Keine Kasse für alle

Sozialbehörde überlegt, eine Kasse nur für Sozialhilfeempfänger einzurichten. Gesundheitsministerium hält das für rechtlich fragwürdig

„Fallkosten sind für Versicherte und Sozialhilfeempfänger gleich hoch.“

von SANDRA WILSDORF

Die Hamburger Sozialbehörde treibt die Frage um, wie sich bei kranken Sozialhilfeempfängern sparen lässt. Eine Idee: Eine eigene Krankenkasse für Sozialhilfeempfänger. „Es ist aber noch unklar, ob das überhaupt möglich wäre“, sagt Behördensprecherin Anika Wichert. Es würden verschiedene Möglichkeiten geprüft, die das Ziel haben, „die Kosten zu reduzieren“.

Denn „dass es da ein Problem gibt, ist schon seit Jahren bekannt“, sagt sie und meint, dass Sozialhilfeempfänger, die nicht krankenversichert sind, bei Ärzten hoch willkommen sind. Sie belasten nicht deren Budget, denn die Stadt erstattet die Kosten direkt, und „das führt dazu, dass sie zum Teil anders behandelt werden“, sagt Wichert. Immer wieder mal heißt es, einige Ärzte würden das ausnutzen und Sozialhilfeempfängern Behandlungen angedeihen lassen, die sie sich bei Kassenpatienten sparen würden.

Eine Behauptung, die Stefan Möllers, Sprecher der Kassenärztlichen Vereinigung (KV), von sich weist: „Die Fallkosten sind für Versicherte und für Sozialhilfeempfänger gleich hoch.“ Und dabei sei auch nicht entscheidend, ob sie Mitglieder einer gesetzlichen Kasse seien oder nicht. Er sähe deshalb keinen Sinn in einer solchen zusätzlichen Kasse. Auch vom Bundesgesundheitsministerium gab es gestern Gegenwind: Eine Kasse nur für eine Gruppe sei mit dem geltenden Recht nicht vereinbar, sagte eine Sprecherin.

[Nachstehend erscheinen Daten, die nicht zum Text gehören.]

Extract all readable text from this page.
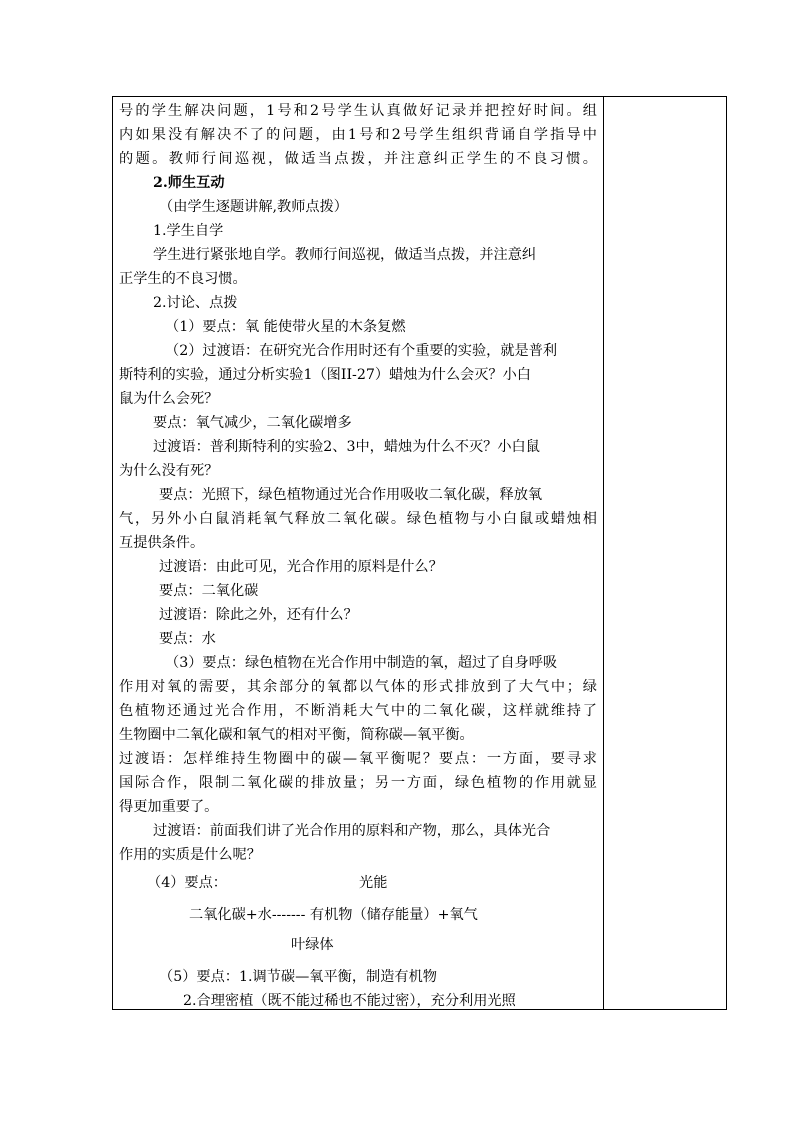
号的学生解决问题，1号和2号学生认真做好记录并把控好时间。组
内如果没有解决不了的问题，由1号和2号学生组织背诵自学指导中
的题。教师行间巡视，做适当点拨，并注意纠正学生的不良习惯。
2.师生互动
（由学生逐题讲解,教师点拨）
1.学生自学
学生进行紧张地自学。教师行间巡视，做适当点拨，并注意纠
正学生的不良习惯。
2.讨论、点拨
（1）要点：氧 能使带火星的木条复燃
（2）过渡语：在研究光合作用时还有个重要的实验，就是普利
斯特利的实验，通过分析实验1（图II-27）蜡烛为什么会灭？小白
鼠为什么会死？
要点：氧气减少，二氧化碳增多
过渡语：普利斯特利的实验2、3中，蜡烛为什么不灭？小白鼠
为什么没有死？
要点：光照下，绿色植物通过光合作用吸收二氧化碳，释放氧
气，另外小白鼠消耗氧气释放二氧化碳。绿色植物与小白鼠或蜡烛相
互提供条件。
过渡语：由此可见，光合作用的原料是什么？
要点：二氧化碳
过渡语：除此之外，还有什么？
要点：水
（3）要点：绿色植物在光合作用中制造的氧，超过了自身呼吸
作用对氧的需要，其余部分的氧都以气体的形式排放到了大气中；绿
色植物还通过光合作用，不断消耗大气中的二氧化碳，这样就维持了
生物圈中二氧化碳和氧气的相对平衡，简称碳—氧平衡。
过渡语：怎样维持生物圈中的碳—氧平衡呢？要点：一方面，要寻求
国际合作，限制二氧化碳的排放量；另一方面，绿色植物的作用就显
得更加重要了。
过渡语：前面我们讲了光合作用的原料和产物，那么，具体光合
作用的实质是什么呢？
（4）要点：	光能
二氧化碳+水------- 有机物（储存能量）+氧气
叶绿体
（5）要点：1.调节碳—氧平衡，制造有机物
2.合理密植（既不能过稀也不能过密），充分利用光照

Es geht um 60.000 der 118.000 Hamburger Sozialhilfeempfänger. Wären sie Mitglied einer Kasse, liefen sie über das Budget. Weil das aber eine Bundesangelegenheit ist, „suchen wir nach Möglichkeiten einer Steuerung auf Landesebene“, sagt Wichert und beeilt sich zu versichern, dass dabei „die Versorgung natürlich sichergestellt sein müsste“. In einigen Wochen werde die Behörde konkrete Ideen vorstellen. Möglicherweise werden auch Teilbereiche der Gesundheitsversorgung von Sozialhilfeempfängern an bestehende Krankenkassen vergeben, beispielsweise die Verwaltung der Krankenhilfe.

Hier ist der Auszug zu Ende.